Majority of polluting firms failing to transition to 2˚ pathway
The vast majority of high-emitting listed firms are failing to cut their carbon emissions to the rate needed to keep global warming below 2˚C above pre-industrial levels.
That is according to a report from the Transition Pathway Initiative (TPI), which after studying 274 publicly listed companies, found that just one in eight have emissions compatible with under 2˚C of warming.
Almost half of the firms studied do not adequately consider climate risk in their operational decision-making, while a quarter fail to report their CO2 emissions at all.
This is undermining a key recommendation of the Taskforce on Climate-related Financial Disclosures (TCFD), and the ability of pension funds to manage risks in portfolios.
“The fact only one in eight of the highest-emitting firms are responding at anywhere near the pace required is an urgent challenge to investors,” TPI co-chair, Adam Matthews, said.
"Failure to recognise the slow pace of corporate progress will directly undermine our ability as pension funds to manage the financial risks within our portfolio for our beneficiaries.”
The TPI is backed by investors with around $14trn (£12.6trn) in assets under management, and used FTSE Russell data to analyse companies responsible for 41% of global emissions from publicly listed firms.
Of the 130 companies assessed for the second consecutive year, 27% had improved how they integrate climate change into their business decisions.
But 84% of the firms studied do not disclose an internal carbon price, while 86% are yet to undertake and disclose climate scenario planning, which is a critical part of TCFD reporting.
Only E.ON, lberdrola, Stora Enso and Edison International have their current and planned carbon emissions aligned with the ambition to limit global warming to 2C.

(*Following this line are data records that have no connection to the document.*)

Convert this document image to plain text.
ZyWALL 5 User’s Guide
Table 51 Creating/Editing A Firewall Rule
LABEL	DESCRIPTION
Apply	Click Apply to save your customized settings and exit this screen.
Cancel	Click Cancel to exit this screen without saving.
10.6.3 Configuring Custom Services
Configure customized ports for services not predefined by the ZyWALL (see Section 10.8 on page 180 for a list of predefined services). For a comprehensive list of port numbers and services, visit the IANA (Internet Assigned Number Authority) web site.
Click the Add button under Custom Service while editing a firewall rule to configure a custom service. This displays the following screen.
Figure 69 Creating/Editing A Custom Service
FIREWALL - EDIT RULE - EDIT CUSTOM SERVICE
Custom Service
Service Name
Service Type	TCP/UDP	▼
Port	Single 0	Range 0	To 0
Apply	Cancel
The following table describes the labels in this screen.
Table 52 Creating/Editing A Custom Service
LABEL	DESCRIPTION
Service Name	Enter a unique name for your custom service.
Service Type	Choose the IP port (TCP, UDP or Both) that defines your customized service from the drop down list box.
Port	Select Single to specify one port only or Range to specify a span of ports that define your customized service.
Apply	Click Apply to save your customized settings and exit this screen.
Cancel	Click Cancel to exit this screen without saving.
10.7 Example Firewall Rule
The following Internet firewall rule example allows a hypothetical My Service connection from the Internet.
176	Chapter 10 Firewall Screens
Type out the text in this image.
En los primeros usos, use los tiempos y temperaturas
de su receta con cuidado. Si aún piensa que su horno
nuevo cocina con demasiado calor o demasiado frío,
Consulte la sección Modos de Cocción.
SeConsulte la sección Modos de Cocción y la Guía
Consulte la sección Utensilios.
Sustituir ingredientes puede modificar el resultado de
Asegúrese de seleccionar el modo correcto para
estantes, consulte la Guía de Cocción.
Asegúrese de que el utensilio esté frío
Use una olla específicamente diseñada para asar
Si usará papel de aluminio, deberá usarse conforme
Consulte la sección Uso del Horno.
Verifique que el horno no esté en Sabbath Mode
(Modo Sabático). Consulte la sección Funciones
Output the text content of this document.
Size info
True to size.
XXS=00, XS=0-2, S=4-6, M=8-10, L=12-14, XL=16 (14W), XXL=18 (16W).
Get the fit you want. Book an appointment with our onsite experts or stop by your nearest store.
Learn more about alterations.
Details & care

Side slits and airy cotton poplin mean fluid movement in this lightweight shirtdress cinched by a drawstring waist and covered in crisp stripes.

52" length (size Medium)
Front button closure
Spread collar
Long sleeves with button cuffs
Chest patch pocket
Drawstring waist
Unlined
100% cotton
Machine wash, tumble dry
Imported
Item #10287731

“Today’s research shows clear leaders and laggards emerging within sectors from airlines to aluminium – and that gives investors an investment-relevant decision to make today," TPI co-chair, Faith Ward, said.
“As the effects of climate change accelerate we can expect to see more capital flow away from those companies that bury their head in the sand, and towards those companies aligning with a 2°C pathway.”